La semaine de... Rony Demaeseneer (4/6)

JEUDI

"L’interrogation de la bibliothèque comme fonction centrale de la littérature réinvestissant ce qui la fonde : culture du livre. Nouvel angle dans Ecrire la bibliothèque aujourd’hui , 2007 ed. du Cercle de la Librairie. Préface de Christian Delporte sur l’écrivain et sa bibliothèque. Encore et toujours Borges : « Ordonner une bibliothèque est une façon silencieuse d’exercer l’art de la critique ». Référentielle la littérature !
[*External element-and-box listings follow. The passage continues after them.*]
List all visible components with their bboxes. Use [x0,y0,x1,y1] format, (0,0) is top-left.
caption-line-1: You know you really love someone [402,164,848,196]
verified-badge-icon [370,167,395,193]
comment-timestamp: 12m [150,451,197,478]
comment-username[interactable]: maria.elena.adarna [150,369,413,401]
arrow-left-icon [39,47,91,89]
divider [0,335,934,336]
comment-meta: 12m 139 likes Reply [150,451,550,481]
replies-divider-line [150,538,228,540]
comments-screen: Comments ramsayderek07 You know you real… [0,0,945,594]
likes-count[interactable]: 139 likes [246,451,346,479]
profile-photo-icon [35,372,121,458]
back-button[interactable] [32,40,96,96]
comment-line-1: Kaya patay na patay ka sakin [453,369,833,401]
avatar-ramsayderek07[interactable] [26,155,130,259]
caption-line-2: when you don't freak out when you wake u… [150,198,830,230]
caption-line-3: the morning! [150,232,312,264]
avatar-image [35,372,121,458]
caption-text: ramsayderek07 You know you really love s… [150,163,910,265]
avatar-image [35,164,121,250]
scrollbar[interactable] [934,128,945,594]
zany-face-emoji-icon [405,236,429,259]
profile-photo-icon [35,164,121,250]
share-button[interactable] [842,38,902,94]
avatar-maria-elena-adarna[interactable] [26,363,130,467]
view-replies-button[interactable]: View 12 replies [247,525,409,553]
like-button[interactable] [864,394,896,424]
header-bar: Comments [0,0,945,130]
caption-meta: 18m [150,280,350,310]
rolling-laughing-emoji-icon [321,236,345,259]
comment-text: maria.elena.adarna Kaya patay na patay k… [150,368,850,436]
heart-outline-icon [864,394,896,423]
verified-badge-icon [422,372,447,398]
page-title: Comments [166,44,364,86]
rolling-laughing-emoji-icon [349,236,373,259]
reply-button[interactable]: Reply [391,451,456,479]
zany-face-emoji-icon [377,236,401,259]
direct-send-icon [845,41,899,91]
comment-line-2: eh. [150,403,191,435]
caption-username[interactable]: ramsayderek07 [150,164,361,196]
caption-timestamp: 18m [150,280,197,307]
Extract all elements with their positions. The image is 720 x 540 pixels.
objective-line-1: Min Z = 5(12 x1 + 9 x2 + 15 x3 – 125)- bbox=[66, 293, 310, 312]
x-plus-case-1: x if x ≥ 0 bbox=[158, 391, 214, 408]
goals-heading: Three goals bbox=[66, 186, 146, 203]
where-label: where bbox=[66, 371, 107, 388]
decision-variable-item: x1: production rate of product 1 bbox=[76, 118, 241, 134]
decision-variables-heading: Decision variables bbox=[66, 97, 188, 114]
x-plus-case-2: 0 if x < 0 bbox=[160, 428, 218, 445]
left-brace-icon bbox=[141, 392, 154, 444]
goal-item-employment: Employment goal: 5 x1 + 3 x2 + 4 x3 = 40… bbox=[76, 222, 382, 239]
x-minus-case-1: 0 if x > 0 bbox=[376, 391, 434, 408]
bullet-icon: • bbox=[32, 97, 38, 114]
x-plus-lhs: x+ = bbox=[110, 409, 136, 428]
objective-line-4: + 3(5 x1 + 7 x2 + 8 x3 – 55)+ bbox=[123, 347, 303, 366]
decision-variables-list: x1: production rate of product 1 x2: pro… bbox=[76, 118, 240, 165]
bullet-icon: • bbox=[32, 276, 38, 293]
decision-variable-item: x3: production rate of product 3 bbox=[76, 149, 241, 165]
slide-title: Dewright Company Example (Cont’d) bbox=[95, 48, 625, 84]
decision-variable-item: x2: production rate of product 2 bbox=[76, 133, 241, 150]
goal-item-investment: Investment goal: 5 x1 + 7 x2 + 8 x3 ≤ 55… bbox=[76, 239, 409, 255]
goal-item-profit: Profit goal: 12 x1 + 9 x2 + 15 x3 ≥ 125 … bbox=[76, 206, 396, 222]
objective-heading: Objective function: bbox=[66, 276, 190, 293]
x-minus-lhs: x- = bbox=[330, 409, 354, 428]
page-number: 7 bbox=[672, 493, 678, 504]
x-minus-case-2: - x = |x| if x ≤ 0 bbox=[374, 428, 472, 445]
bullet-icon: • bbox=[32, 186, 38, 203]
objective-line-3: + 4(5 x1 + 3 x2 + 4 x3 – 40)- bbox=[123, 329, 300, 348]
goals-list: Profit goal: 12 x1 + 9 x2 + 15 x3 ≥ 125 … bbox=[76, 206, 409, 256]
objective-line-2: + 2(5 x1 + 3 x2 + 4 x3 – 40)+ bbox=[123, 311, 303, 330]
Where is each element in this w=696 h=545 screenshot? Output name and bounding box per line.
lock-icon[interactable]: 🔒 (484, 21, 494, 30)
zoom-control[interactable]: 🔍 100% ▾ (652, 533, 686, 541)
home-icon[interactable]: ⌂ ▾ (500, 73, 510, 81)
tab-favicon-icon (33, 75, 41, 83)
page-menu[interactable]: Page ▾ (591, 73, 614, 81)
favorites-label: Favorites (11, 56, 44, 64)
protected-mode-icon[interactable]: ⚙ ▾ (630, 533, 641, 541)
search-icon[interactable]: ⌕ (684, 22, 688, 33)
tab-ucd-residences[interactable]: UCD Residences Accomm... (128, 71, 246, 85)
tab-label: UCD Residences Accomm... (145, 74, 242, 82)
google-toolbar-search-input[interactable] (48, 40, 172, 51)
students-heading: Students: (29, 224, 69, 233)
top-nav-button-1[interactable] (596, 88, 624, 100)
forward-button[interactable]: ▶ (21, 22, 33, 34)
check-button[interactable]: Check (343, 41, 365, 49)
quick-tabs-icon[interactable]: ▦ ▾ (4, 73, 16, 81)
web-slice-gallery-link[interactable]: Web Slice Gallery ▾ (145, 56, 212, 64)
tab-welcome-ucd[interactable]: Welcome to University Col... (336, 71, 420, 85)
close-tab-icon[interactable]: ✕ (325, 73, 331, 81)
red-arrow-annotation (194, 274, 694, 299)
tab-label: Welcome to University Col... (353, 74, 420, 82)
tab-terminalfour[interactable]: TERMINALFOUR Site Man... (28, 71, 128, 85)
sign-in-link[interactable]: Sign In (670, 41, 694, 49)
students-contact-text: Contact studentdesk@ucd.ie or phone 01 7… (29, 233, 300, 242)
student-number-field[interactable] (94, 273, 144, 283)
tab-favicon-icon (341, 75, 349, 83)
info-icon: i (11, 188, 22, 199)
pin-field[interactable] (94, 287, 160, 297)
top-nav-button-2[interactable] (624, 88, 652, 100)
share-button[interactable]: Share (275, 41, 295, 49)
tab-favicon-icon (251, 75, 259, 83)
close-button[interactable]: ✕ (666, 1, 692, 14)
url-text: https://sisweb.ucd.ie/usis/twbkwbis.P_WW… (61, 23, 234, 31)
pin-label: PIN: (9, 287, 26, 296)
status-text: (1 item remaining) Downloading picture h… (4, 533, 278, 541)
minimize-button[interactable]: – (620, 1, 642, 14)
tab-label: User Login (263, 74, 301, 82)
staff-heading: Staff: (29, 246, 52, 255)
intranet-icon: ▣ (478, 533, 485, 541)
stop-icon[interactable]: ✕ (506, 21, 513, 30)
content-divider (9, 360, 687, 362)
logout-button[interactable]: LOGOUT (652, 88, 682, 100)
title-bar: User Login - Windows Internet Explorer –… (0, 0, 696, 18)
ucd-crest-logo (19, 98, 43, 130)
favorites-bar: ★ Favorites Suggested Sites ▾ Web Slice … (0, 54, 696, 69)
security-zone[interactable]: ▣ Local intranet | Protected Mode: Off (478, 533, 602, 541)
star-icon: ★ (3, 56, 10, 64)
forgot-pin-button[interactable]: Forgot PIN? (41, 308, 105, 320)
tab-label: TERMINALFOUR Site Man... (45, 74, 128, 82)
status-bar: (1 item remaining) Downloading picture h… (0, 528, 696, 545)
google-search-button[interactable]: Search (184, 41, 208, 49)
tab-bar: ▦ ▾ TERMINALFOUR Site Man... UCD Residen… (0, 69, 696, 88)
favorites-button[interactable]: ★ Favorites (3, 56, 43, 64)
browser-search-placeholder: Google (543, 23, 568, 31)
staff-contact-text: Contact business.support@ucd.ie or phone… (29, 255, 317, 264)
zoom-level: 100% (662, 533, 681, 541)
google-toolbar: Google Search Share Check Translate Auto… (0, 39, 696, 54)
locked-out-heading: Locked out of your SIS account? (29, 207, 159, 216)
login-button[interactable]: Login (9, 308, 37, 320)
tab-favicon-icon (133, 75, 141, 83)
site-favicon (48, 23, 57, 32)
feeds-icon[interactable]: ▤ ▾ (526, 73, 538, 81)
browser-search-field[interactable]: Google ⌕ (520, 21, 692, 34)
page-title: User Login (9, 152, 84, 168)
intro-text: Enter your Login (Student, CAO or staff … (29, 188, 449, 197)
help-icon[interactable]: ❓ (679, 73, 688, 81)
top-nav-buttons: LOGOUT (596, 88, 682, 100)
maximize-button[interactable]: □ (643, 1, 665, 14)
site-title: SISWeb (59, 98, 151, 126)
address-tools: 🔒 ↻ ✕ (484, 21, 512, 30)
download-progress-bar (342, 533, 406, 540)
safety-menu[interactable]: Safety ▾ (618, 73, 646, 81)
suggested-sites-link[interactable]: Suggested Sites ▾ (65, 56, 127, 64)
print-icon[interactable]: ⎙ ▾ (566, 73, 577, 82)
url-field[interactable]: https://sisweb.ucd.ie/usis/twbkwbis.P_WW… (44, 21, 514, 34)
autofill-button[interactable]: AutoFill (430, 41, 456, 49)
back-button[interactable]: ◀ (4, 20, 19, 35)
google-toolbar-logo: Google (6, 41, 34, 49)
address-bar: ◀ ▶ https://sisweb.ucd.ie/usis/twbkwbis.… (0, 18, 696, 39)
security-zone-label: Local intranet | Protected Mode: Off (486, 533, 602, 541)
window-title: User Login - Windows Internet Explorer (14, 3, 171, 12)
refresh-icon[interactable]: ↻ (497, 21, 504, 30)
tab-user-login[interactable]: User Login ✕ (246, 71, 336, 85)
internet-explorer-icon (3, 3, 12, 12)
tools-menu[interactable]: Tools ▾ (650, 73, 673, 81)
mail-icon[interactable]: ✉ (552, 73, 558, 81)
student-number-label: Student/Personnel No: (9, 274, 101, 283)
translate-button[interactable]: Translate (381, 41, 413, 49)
En regard, je combine à l’exploration de cet ouvrage, la lecture en zigzague du livre de Vila-Matas, Journal volubile . Serais curieux de voir la bibliothèque de l’auteur espagnol. Encore la présence infinie, in fine , de Kafka qui martèle chaque page – presque emprisonnante. Exercice qui me plaît de babiller , de musarder à travers quelques pages, d’une page à l’autre, d’un livre l’autre. Plaisir extrême parfois trop jubilatoire, donc la déambulation se fait à petite dose. Sans arrogance même si pour certains amis, il semble que cette attitude puisse relever de l’élitisme. Vila-Matas parle de Barthes et de la décomposition méticuleuse de la cérémonie du thé. De là, départ vers l’amitié à laquelle il décide d’appliquer la méthode barthienne. Méthode qui sert à beaucoup de choses, de théorisations de nos jours. Rendez-vous avec son ami napolitain à Prague (remarquons le retour vers Kafka), visite d’une église, redirige son propos évidemment fragmentaire vers les églises pragoises (avec U entre le G et le O, jamais su vraiment !), la foule des touristes, la société de consommation, Kafka en enseigne de pub. Question : Que penserait Kafka de tout cela ? Quel était son rapport à l’argent ? Petite dissertation et ça repart vers le chronologique. Vila-Matas cherche à savoir ce qu’écrivait Kafka en date du mardi 14 novembre d’une autre année. Ouverture du journal de l’auteur pragois. Le 14 novembre 1911 tombait aussi un mardi. Il suffit de cette banale coïncidence pour que la machine Matas soit réactivée. Roue à aube littéraire sans fin.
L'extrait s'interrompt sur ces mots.